Who is Michelle Bachmann?
Michele Bachmann is an anti-Muslim political figure who previously served as a former U.S Representative.
Bachmann was a founder of the U.S. House Tea Party Caucus. Bachmann supported President Trump’s Muslim Ban and while in Congress pushed Islamophobic conspiracy theories. As of 2023, Bachmann is the current dean at Regent University’s Robertson School of Government.
In 2017, The Hill reported that Bachmann, “is accusing Muslim immigrants of trying to undermine Western civilization, strongly backing President Trump’s travel ban on refugees from six majority-Muslim countries.” Bachmann is reported to have said, “After all of this phony, fake, Russia-collusion nonstory, the number one thing that voters in America stand with Donald Trump on, it’s the idea that they want the pause button hit on immigration from Islamic countries because of the problems that are coming into this country.”
In October 2013, Bachmann falsely claimed in a radio interview that American mosques are seeking to “advance the goals” of foreign nations and organizations.
In June 2012, Bachmann led a group of House Republicans—Reps.

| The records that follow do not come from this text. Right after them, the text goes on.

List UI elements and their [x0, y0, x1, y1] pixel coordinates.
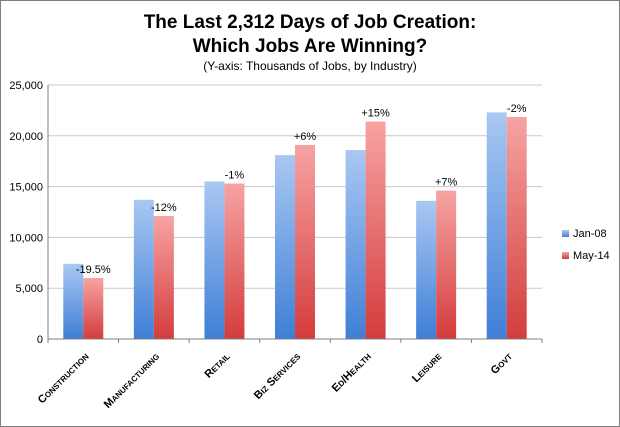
bar-may-14	[83, 278, 104, 339]
bar-may-14	[224, 183, 245, 339]
x-category-label: Retail	[203, 351, 233, 381]
y-tick-label: 25,000	[9, 80, 43, 92]
x-category-label: Govt	[489, 351, 515, 377]
change-data-label: -1%	[225, 170, 245, 182]
legend-label: Jan-08	[573, 228, 607, 240]
bar-jan-08	[204, 181, 225, 339]
chart-subtitle: (Y-axis: Thousands of Jobs, by Industry)	[203, 59, 417, 73]
bar-may-14	[436, 190, 457, 339]
x-category-label: Leisure	[410, 350, 445, 385]
bar-jan-08	[133, 199, 154, 339]
x-category-label: Construction	[36, 350, 92, 406]
change-data-label: -2%	[507, 103, 527, 115]
bar-jan-08	[345, 150, 366, 339]
bar-may-14	[153, 216, 174, 339]
change-data-label: +7%	[435, 177, 458, 189]
change-data-label: +15%	[361, 108, 390, 120]
chart-title-line1: The Last 2,312 Days of Job Creation:	[143, 12, 477, 33]
legend-label: May-14	[573, 250, 610, 262]
x-category-label: Manufacturing	[102, 351, 162, 411]
chart-title-line2: Which Jobs Are Winning?	[192, 36, 428, 57]
x-category-label: Biz Services	[252, 350, 304, 402]
legend-swatch-jan-08	[562, 230, 569, 237]
bar-may-14	[365, 121, 386, 340]
change-data-label: +6%	[294, 131, 317, 143]
bar-may-14	[295, 144, 315, 339]
y-tick-label: 5,000	[15, 283, 43, 295]
y-tick-label: 10,000	[9, 232, 43, 244]
y-tick-label: 0	[37, 334, 43, 346]
change-data-label: -12%	[151, 202, 177, 214]
bar-jan-08	[486, 112, 507, 339]
bar-jan-08	[275, 155, 295, 339]
bar-jan-08	[63, 263, 84, 339]
legend-swatch-may-14	[562, 252, 569, 259]
bar-may-14	[506, 117, 527, 339]
y-tick-label: 20,000	[9, 131, 43, 143]
bar-jan-08	[416, 200, 437, 339]
legend: Jan-08 May-14	[562, 228, 610, 262]
y-tick-label: 15,000	[9, 182, 43, 194]
x-category-label: Ed/Health	[330, 350, 374, 394]
change-data-label: -19.5%	[76, 264, 111, 276]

Trent Franks (R-Ariz.), Louie Gohmert (R-Texas), Thomas Rooney (R-Fla.) and Lynn Westmoreland (R-Ga.)—on a series of five letters to federal inspectors alleging that the Muslim Brotherhood was infiltrating the U.S. government. Bachmann’s conspiracy theory was built on a report issued by Frank Gaffney’s Center for Security Policy.
Central among those targeted was Huma Abedin, aide to Secretary of State Hillary Clinton. After having a team evaluate Bachmann’s allegations against Abedin, CNN’s Anderson Cooper said, “But the truth is [Bachmann and the others] don’t have any direct evidence. What they have are allegations of past connections of relatives of hers that are tenuous at best.”

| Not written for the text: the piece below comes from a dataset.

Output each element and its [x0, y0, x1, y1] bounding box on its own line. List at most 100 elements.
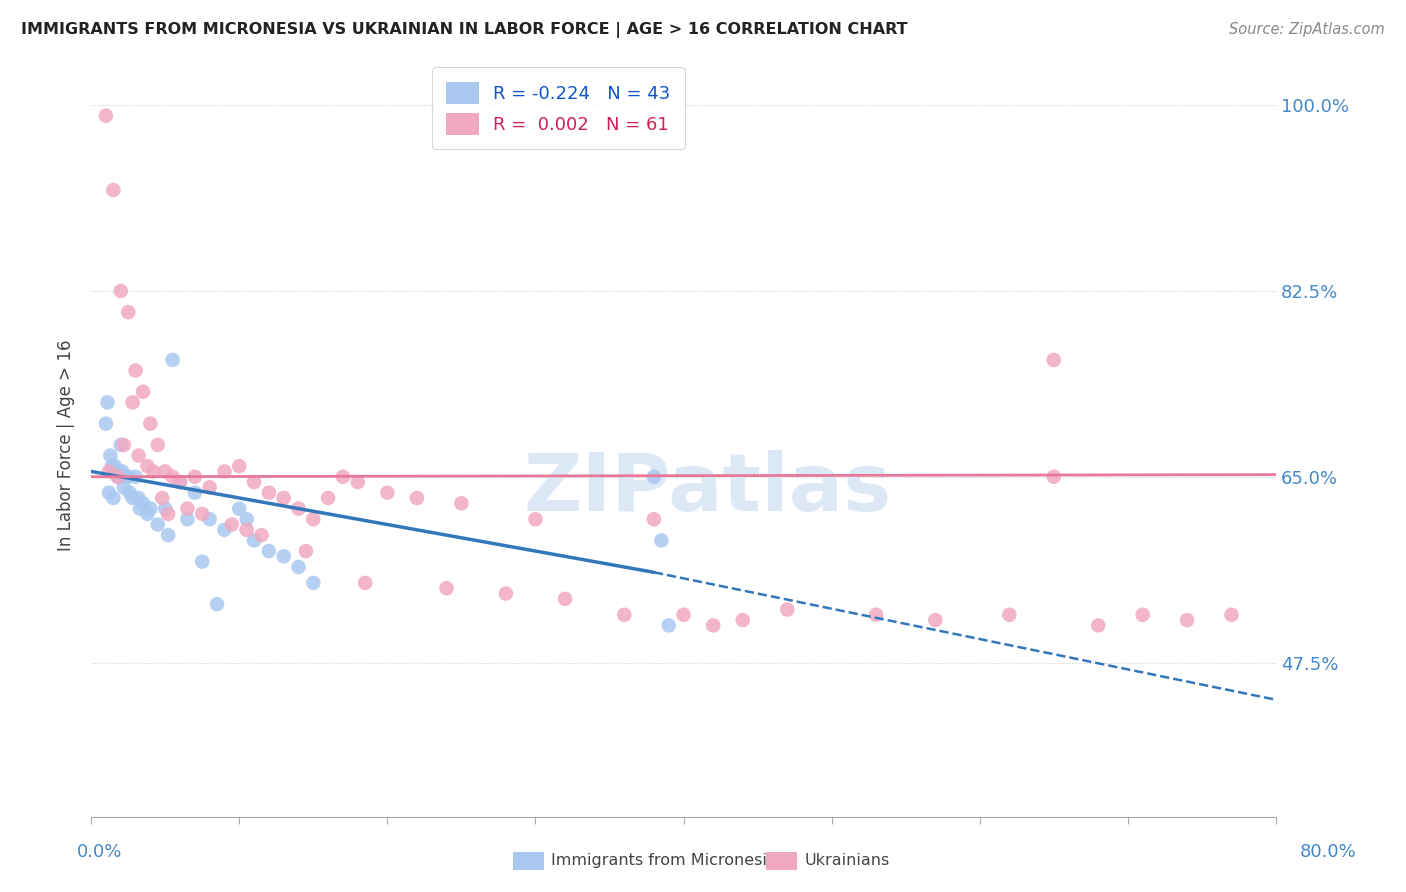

Others attacked by Bachmann and her colleagues included:
- Mohamed Elibiary: An advisor to law enforcement organizations at the local, state, and federal levels. In 2011, the Society of Former Special Agents honored Elibiary for his “extraordinary contributions to specific cases in support of the FBI’s counter terrorism mission.”
- Dalia Mogahed: Mogahed was appointed to the president’s Advisory Council on Faith-Based and Neighborhood Partnerships and has advised the Department of Homeland Security.
- Imam Mohamed Magid: He enjoys widespread interfaith respect and has also advised the Department of Homeland Security
The letters also attacked organizations like the Council on American-Islamic Relations (CAIR), the Islamic Society of North America (ISNA), the Muslim Public Affairs Council (MPAC) and Muslim Advocates.
Then U.S. Rep. Keith Ellison (D-Minn.) responded to his fellow Minnesotan in a letter of his own. Ellison questioned Bachmann’s reliance on Gaffney, saying, “Mr. Gaffney’s views have been widely discredited, including by the Federal Bureau of Investigation and conservative organizations.” Bachmann’s 16-page response to Ellison contained no substantive facts to back up her allegations.
Bachmann’s original conspiracy theory was soundly criticized by other Republicans.
Then U.S. Senator John McCain (R-Ariz.), said, “These attacks have no logic, no basis, and no merit and they need to stop. They need to stop now.” McCain also said, “These allegations about Huma, and the report from which they are drawn, are nothing less than an unwarranted and unfounded attack on an honorable citizen, a dedicated American, and a loyal public servant.”
When asked about the controversy, then House Speaker John Boehner (R-Ohio) said, “From everything that I do know of [Abedin], she has a sterling character and I think accusations like this being thrown around are pretty dangerous.”
Rep. Mike Rogers (R-Mich.), a former FBI agent who chaired the committee on which Bachmann served, also rejected her allegations saying, “That kind of assertion certainly doesn’t comport with the Intelligence Committee, and I can say that on the record.”
Edward Rollins, who was Bachmann’s campaign chief during her 2012 presidential run, said: “Having worked for Congressman Bachman’s campaign for president, I am fully aware that she sometimes has difficulty with her facts, but this is downright vicious and reaches the late Senator Joe McCarthy level.”
The episode ended up being a very welcome example of public officials supporting Americans of the Islamic faith in a bipartisan manner.
In November 2011, Bachmann fed into the conspiracy theory that sharia, may replace the Constitution saying its consideration in American courts “would usurp, and put Sharia law over the Constitution, and that would be wrong.”
In response to a 2005 debate question about French Muslims, Michele Bachmann (R-MN) said: “Not all cultures are equal. Not all values are equal.”